Now, I’m resting as awareness noticing itself. It’s a great place to just hang out. There are also fun things to do: doing Vipashyana or Samatha from this place is extremely powerful. Concentration and mindfulness are effortless and feel automatic. There is a sense of non-doing and equanimity even during practices that previously required “doing”. Michael calls this technique “reversing the stack”, moving from level 4 upward in the table below.
Musings on view & integration
There is something even more important than the specifics of meditation technique: the view from which meditation is engaged with in the first place.
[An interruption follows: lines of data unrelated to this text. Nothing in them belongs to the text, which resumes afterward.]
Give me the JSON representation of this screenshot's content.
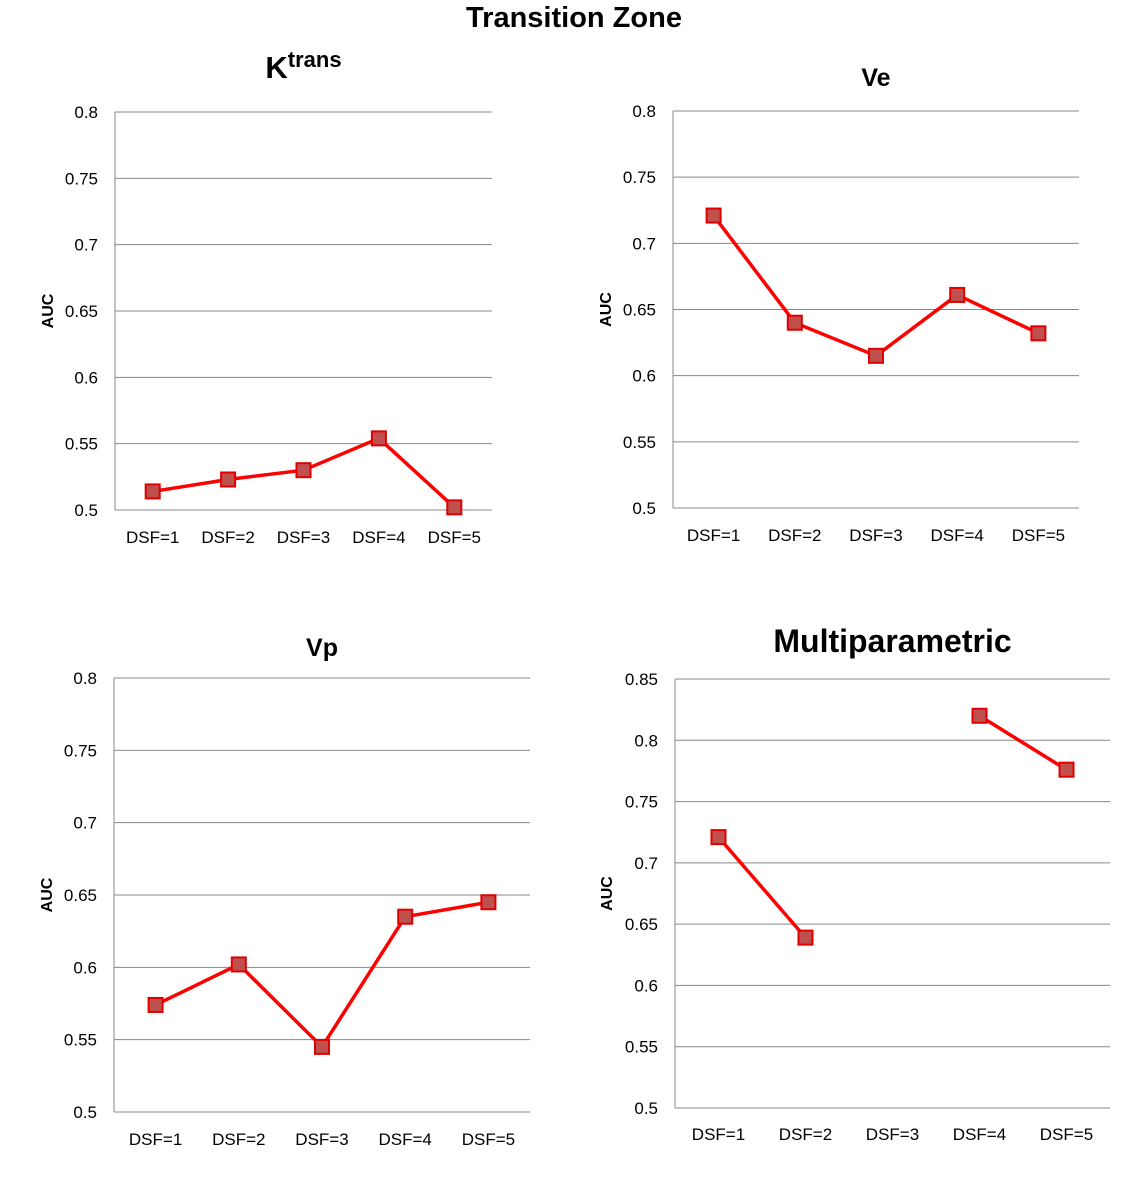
{
  "figure": {
    "title": "Transition Zone"
  },
  "colors": {
    "line": "#ff0000",
    "marker_fill": "#c0504d",
    "marker_edge": "#e00000",
    "grid": "#888888"
  },
  "chart_data": [
    {
      "id": "ktrans",
      "type": "line",
      "title": "K",
      "title_sup": "trans",
      "ylabel": "AUC",
      "xlabel": "",
      "categories": [
        "DSF=1",
        "DSF=2",
        "DSF=3",
        "DSF=4",
        "DSF=5"
      ],
      "series": [
        {
          "values": [
            0.514,
            0.523,
            0.53,
            0.554,
            0.502
          ]
        }
      ],
      "ylim": [
        0.5,
        0.8
      ],
      "yticks": [
        "0.5",
        "0.55",
        "0.6",
        "0.65",
        "0.7",
        "0.75",
        "0.8"
      ],
      "grid": true
    },
    {
      "id": "ve",
      "type": "line",
      "title": "Ve",
      "ylabel": "AUC",
      "xlabel": "",
      "categories": [
        "DSF=1",
        "DSF=2",
        "DSF=3",
        "DSF=4",
        "DSF=5"
      ],
      "series": [
        {
          "values": [
            0.721,
            0.64,
            0.615,
            0.661,
            0.632
          ]
        }
      ],
      "ylim": [
        0.5,
        0.8
      ],
      "yticks": [
        "0.5",
        "0.55",
        "0.6",
        "0.65",
        "0.7",
        "0.75",
        "0.8"
      ],
      "grid": true
    },
    {
      "id": "vp",
      "type": "line",
      "title": "Vp",
      "ylabel": "AUC",
      "xlabel": "",
      "categories": [
        "DSF=1",
        "DSF=2",
        "DSF=3",
        "DSF=4",
        "DSF=5"
      ],
      "series": [
        {
          "values": [
            0.574,
            0.602,
            0.545,
            0.635,
            0.645
          ]
        }
      ],
      "ylim": [
        0.5,
        0.8
      ],
      "yticks": [
        "0.5",
        "0.55",
        "0.6",
        "0.65",
        "0.7",
        "0.75",
        "0.8"
      ],
      "grid": true
    },
    {
      "id": "multi",
      "type": "line",
      "title": "Multiparametric",
      "ylabel": "AUC",
      "xlabel": "",
      "categories": [
        "DSF=1",
        "DSF=2",
        "DSF=3",
        "DSF=4",
        "DSF=5"
      ],
      "series": [
        {
          "values": [
            0.721,
            0.639,
            null,
            0.82,
            0.776
          ]
        }
      ],
      "ylim": [
        0.5,
        0.85
      ],
      "yticks": [
        "0.5",
        "0.55",
        "0.6",
        "0.65",
        "0.7",
        "0.75",
        "0.8",
        "0.85"
      ],
      "grid": true
    }
  ]
}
View includes both the conception of what it is I’m doing when I meditate, as well as the mood with which I approach it. In the Vajrayana (and specifically for Shi-Ne), we take on the view that awake awareness is always already present, it’s just cluttered over with mental and emotional tension (discursive thoughts and conflicting emotions). Other expressions for awake awareness are “Buddha nature”, “the ground of being”, or “natural mind” - all of these emphasize that there is nothing to strive for, to build up to, to transform. We’re all already fully enlightened Buddhas, the practice is about recognizing and embodying that.
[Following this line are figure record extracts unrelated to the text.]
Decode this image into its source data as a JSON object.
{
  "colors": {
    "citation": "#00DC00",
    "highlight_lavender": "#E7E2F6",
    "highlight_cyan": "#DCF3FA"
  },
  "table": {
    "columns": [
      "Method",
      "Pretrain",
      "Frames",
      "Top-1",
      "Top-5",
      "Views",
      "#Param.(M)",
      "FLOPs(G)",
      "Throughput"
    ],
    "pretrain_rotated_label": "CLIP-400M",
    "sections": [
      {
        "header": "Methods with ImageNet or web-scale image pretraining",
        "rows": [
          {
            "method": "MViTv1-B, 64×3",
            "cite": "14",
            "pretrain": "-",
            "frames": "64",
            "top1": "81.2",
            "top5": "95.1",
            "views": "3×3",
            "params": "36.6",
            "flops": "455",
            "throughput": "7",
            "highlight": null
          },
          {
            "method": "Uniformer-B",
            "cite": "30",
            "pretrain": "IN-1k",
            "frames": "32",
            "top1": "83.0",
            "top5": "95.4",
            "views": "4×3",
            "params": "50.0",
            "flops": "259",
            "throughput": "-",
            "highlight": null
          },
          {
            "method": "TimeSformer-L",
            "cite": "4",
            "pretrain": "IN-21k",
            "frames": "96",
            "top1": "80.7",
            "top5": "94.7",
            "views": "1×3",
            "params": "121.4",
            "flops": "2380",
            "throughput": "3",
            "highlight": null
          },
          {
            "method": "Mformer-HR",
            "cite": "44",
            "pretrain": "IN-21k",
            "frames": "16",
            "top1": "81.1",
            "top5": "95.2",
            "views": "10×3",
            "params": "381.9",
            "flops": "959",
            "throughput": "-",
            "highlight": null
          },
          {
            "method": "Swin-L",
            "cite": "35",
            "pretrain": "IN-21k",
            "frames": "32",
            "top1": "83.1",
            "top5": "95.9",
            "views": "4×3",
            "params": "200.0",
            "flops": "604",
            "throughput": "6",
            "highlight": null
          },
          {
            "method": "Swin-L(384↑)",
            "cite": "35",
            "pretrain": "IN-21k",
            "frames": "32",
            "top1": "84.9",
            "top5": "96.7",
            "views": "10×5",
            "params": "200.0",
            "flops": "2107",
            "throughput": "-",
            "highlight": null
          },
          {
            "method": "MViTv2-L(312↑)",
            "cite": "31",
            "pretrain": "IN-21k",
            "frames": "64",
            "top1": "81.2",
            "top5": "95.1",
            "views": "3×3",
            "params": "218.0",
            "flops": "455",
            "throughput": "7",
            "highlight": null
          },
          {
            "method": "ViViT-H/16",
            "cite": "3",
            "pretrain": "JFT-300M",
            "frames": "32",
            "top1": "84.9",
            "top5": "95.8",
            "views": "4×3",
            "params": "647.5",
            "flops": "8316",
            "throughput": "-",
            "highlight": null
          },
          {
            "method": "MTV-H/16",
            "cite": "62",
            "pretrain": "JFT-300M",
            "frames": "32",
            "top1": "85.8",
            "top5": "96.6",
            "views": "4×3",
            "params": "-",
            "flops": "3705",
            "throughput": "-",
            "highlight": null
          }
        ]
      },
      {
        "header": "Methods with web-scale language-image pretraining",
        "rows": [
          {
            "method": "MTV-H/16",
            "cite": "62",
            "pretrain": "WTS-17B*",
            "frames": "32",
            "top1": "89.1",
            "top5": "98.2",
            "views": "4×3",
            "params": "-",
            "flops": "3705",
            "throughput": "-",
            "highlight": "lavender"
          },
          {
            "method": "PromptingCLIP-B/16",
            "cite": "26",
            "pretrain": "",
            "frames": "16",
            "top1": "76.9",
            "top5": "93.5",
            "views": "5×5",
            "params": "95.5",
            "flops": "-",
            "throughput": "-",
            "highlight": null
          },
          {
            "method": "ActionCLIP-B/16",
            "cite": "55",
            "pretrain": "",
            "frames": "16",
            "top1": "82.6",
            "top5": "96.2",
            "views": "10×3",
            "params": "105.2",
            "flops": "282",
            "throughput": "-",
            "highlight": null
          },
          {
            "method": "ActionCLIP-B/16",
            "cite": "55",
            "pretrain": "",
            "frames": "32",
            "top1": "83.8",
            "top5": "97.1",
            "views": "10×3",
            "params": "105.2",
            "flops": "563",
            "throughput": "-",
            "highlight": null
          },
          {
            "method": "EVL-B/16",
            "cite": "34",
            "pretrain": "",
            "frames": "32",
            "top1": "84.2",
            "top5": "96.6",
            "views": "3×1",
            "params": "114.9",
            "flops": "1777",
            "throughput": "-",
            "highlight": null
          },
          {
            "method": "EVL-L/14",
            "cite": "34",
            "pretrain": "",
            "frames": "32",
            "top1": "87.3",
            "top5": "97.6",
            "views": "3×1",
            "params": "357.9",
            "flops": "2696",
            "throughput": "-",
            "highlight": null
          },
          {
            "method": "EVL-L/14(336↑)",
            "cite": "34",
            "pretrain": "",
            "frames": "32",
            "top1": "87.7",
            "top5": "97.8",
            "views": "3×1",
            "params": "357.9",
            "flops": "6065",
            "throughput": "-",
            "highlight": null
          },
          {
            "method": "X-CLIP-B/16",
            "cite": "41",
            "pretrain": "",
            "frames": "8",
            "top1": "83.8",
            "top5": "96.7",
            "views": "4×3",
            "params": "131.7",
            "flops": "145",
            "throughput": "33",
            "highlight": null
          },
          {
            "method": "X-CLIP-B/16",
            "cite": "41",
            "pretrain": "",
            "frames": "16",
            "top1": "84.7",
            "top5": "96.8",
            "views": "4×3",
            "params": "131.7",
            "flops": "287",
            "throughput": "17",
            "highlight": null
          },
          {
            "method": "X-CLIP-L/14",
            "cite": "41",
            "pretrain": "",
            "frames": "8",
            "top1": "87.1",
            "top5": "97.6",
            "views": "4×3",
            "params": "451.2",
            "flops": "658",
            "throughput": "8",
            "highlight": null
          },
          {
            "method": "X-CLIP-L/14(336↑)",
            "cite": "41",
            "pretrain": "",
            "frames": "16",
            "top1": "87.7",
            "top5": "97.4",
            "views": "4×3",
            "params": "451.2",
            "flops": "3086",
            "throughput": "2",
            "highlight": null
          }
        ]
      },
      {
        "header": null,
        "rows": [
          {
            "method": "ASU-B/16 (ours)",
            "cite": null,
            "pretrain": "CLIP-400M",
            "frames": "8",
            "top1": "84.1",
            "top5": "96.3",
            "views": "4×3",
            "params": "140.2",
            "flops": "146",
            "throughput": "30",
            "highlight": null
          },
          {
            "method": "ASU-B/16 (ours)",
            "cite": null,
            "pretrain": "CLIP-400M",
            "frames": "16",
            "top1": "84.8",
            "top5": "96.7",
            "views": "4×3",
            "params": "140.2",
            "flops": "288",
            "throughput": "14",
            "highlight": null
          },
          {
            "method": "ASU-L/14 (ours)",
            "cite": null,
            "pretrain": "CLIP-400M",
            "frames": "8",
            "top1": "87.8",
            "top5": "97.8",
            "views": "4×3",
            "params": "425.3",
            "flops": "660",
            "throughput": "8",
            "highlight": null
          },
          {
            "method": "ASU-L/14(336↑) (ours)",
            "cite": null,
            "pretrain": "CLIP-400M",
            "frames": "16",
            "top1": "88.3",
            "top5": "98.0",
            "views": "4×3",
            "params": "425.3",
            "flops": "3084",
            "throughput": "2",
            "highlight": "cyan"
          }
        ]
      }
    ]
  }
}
In terms of the mood, it helps to cultivate a sense of open relaxation and surrender. I want to let go of the urge to hustle and achieve that seems so ingrained. Awareness is already fully awake, I can’t “make it” more awake. There is nothing to do, nothing to change. This isn’t a licence to slouch on the cushion and start monkey-minding around. A certain sense of determination and firmness is also needed (but without introducing contraction). It also helps me to cultivate a sense of enjoyment, an Eros for emptiness. As you may be able to tell, getting the mood right is a delicate balancing act. Like tuning a guitar string - not too tight, not too loose. However, holding the appropriate view and cultivating a conducive view has an outsized impact on the effectiveness of the practice, so I try to deliberately include this at the beginning of every meditation.
Formal (i.e. sitting meditation) practice is the main driver to uncover a deep recognition of awake awareness. And yet, I’m not aiming to be sitting on my butt all day. Ultimately, formal meditation needs to bear fruits in everyday experience. I want spacious, spontaneous, and skillful engagement with the world. So the practice needs to be taken off the cushion eventually. In addition to the formal meditation, “micro-dosing” throughout the day seems like a critical enhancement to stabilize the recognition. Loch Kelly’s glimpsing practice is an excellent fit for that.
I hope you’ve found something interesting in this piece. I would be delighted if it piqued your interest enough to try out Shi-Ne, or if some of the “ingredients” of my recipe would turn out to be helpful to your practice. The spirit of experimentation, making small tweaks, and adapting practices to work for your mind might be even more helpful than the specific framings that worked for me. If you’re curious about the phenomenology this practice leads to, I wrote a report here.
May you be free.
Wow thanks so much for unpacking these tips. Lots I can relate to in the early stages so I am looking forward to experimenting with some of this as I’m at the stage of occasional glimpses but never abiding for long.